滋賀県近江八幡市でフリースクールを運営するNPO法人「Since(シンス)」が、夜の時間帯に無料で利用できる居場所を計画している。親が仕事で不在の間など、誰でも無料で利用できる「かかりつけ居場所」をめざす。4月30日まで、運営費をクラウドファンディング(CF)で募っている。
シンスは2020年、代表理事の麻生知宏さん(25)が滋賀大学教育学部4回生のときに仲間と設立した。昨年6月から近江八幡市安土町の民家に拠点を構える。
フリースクールとは別に、学生時代から児童相談所の夜勤のアルバイトをしていた麻生さんは、夜に孤立する子どもらを見てきた。

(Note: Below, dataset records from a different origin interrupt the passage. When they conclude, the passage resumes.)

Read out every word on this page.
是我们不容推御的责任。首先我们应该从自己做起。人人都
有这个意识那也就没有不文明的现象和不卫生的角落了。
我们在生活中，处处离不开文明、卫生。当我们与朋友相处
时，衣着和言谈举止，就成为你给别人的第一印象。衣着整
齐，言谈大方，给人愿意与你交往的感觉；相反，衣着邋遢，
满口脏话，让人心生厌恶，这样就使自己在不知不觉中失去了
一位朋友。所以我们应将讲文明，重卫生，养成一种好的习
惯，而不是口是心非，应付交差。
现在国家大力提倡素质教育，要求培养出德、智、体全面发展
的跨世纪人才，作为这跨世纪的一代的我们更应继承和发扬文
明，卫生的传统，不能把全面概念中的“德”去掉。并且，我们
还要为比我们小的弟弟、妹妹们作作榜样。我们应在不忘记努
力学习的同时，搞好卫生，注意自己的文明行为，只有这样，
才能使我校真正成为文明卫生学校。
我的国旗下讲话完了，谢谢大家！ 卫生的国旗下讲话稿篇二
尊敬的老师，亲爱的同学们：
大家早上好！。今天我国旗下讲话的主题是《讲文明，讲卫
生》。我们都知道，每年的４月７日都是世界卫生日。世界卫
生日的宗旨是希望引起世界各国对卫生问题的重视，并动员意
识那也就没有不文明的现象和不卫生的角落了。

22、23年度に、公益財団法人から助成を受けて月2回ほど午後4~8時にナイトステイを開催。夕食を一緒に作って食べたり、科学実験などの体験学習を企画したり。2年間で約50回、延べ400人余りの小中学生が参加した。一方で、参加費として1回1千円が必要で、経済的な理由から利用を断念する子どももいた。
「学校に行っていても苦しさを抱えている子もいる。学校に行っている、行っていないや家庭環境にかかわらず、困ったなと思ったときに逃げ込める居場所をつくりたい」。そんな思いから麻生さんは、週1回、無料のナイトステイの開催を目指している。今年度中のスタートが目標。
夕食作りをはじめ、地域住民と交流して多様な生き方を学べるワークショップなどを企画する。麻生さんは「居場所はいくらあってもいい。たくさんの居場所を持つことで自己肯定感や前向きな感情につながる。学校と家庭以外の『かかりつけ』のような居場所を地域に耕していきたい」と話す。